Shindler’s work is obviously one of polemic rather than scholarship. This can be seen by its regular lapses into downright sloppiness: the dictatorial head of East Germany in the 1950s and 1960s was not Walter ‘Ulbrecht’, and the Indian National Conference went out of business long before 1940. There are also numerous grammatical infelicities that sometimes leave meaning unclear.

Sweeping assertions are made on the basis of secondary sources. I do not pretend special expertise on the political thought of early twentieth century Austro-Marxist Otto Bauer, but I would need substantiation before accepting that a sophisticated intellectual ‘understood Jewishness only in the imagery of the non-productive Jew and believer in religious supernaturalism in the poverty-stricken shtetl’.
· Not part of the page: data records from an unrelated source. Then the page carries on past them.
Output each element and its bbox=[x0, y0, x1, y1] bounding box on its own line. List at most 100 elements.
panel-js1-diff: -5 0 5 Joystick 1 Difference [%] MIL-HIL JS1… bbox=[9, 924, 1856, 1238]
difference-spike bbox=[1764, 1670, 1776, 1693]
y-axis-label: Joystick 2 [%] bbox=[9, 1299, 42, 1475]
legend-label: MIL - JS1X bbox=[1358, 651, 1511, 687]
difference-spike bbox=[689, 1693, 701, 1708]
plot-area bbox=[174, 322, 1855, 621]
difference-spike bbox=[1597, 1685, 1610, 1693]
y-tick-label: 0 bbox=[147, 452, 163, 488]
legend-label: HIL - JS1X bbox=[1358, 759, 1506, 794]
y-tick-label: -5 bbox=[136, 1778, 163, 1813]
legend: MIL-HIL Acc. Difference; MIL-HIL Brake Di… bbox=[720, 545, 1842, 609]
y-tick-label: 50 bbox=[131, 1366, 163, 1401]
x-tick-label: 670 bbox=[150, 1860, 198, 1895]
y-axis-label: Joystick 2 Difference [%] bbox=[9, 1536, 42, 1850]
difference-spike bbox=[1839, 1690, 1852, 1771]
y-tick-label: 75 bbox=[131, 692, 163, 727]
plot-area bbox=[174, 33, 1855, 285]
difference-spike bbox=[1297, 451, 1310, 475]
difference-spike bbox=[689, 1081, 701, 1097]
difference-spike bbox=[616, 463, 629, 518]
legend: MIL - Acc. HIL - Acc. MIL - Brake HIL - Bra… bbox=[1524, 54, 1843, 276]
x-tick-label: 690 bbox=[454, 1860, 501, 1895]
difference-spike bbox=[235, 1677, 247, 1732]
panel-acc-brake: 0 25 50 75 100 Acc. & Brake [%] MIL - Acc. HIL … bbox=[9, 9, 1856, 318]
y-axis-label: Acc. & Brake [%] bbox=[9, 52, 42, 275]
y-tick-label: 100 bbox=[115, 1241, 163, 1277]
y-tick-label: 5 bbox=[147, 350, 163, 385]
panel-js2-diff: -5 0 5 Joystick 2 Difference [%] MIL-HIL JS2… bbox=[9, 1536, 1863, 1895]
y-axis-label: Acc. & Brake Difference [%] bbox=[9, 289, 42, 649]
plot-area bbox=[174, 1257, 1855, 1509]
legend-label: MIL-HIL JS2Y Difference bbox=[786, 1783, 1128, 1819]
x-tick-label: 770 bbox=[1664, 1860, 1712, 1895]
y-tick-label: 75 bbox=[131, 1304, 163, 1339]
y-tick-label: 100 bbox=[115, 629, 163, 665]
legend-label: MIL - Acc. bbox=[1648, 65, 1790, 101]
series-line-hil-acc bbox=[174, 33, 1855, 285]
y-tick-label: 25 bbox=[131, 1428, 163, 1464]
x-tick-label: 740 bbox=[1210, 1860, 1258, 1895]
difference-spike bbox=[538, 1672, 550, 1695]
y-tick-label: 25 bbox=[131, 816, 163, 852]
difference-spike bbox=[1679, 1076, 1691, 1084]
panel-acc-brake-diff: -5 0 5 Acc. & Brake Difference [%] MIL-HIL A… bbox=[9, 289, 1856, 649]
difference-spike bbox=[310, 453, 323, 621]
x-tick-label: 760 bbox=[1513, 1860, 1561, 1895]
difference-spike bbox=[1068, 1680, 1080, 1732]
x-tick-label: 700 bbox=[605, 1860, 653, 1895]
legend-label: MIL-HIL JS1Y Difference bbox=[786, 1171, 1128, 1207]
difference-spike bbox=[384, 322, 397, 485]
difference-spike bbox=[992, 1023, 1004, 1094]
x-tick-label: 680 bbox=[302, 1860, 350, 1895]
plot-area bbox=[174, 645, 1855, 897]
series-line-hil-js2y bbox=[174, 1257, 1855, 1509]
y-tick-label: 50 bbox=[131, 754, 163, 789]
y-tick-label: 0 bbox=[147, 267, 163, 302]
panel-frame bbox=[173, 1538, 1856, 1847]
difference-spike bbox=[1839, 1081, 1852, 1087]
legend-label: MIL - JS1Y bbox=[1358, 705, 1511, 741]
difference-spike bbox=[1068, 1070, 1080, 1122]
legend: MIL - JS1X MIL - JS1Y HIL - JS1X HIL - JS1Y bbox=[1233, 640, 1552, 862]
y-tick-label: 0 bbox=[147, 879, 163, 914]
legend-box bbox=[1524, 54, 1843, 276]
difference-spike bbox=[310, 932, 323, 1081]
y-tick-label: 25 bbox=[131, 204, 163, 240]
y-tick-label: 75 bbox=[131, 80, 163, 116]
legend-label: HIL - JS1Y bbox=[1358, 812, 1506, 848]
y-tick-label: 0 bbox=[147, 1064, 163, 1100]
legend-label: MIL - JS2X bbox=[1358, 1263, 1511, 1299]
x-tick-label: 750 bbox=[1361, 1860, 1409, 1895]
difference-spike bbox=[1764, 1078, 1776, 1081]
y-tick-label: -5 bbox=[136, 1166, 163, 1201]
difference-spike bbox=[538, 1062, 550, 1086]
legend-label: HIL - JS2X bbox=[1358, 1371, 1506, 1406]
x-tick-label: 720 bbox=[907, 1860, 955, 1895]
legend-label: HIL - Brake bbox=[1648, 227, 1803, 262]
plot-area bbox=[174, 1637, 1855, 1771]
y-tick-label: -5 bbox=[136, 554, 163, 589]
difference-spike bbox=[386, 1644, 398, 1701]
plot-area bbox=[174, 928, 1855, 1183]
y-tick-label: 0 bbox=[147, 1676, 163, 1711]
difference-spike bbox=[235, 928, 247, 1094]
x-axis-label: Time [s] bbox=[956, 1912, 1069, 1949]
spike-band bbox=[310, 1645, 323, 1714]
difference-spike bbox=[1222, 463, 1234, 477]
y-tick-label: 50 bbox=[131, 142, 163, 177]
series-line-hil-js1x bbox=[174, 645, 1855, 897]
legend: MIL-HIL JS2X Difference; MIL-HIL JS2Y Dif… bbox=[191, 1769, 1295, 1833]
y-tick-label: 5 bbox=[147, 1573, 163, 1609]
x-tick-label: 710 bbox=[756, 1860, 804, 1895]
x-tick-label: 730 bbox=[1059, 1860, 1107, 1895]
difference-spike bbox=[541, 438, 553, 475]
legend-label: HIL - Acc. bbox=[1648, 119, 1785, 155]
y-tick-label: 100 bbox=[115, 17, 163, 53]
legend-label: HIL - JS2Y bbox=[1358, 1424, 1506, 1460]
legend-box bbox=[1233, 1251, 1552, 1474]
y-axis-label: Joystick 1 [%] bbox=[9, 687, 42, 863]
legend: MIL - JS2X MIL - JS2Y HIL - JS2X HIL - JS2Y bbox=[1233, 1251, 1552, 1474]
But most of all I object to the obviously silly claim that Britain’s revolutionary socialists would have collaborated with Nazism had Britain been conquered by Germany in 1940. This nonsense is advanced in the very opening sentences of the foreword, presumably to set out the idea that these people were irredeemably tainted by anti-semitism.

The track record of Communists and Trotskyists in this regards compares favourably with that of the Stern Gang, which actually did propose alliance with the Nazis, and Rudolf Kastner, who came to terms with Hitler’s representatives, albeit under duress.

Let us not forget that the left led the resistance to fascism in occupied Europe, and many comrades bravely laid down their lives to that end. Frankly, they do not deserve to have the likes of Shindler spit on their graves for the sake of catchpenny advantage in British Zionism’s contemporary bust up with the SWP.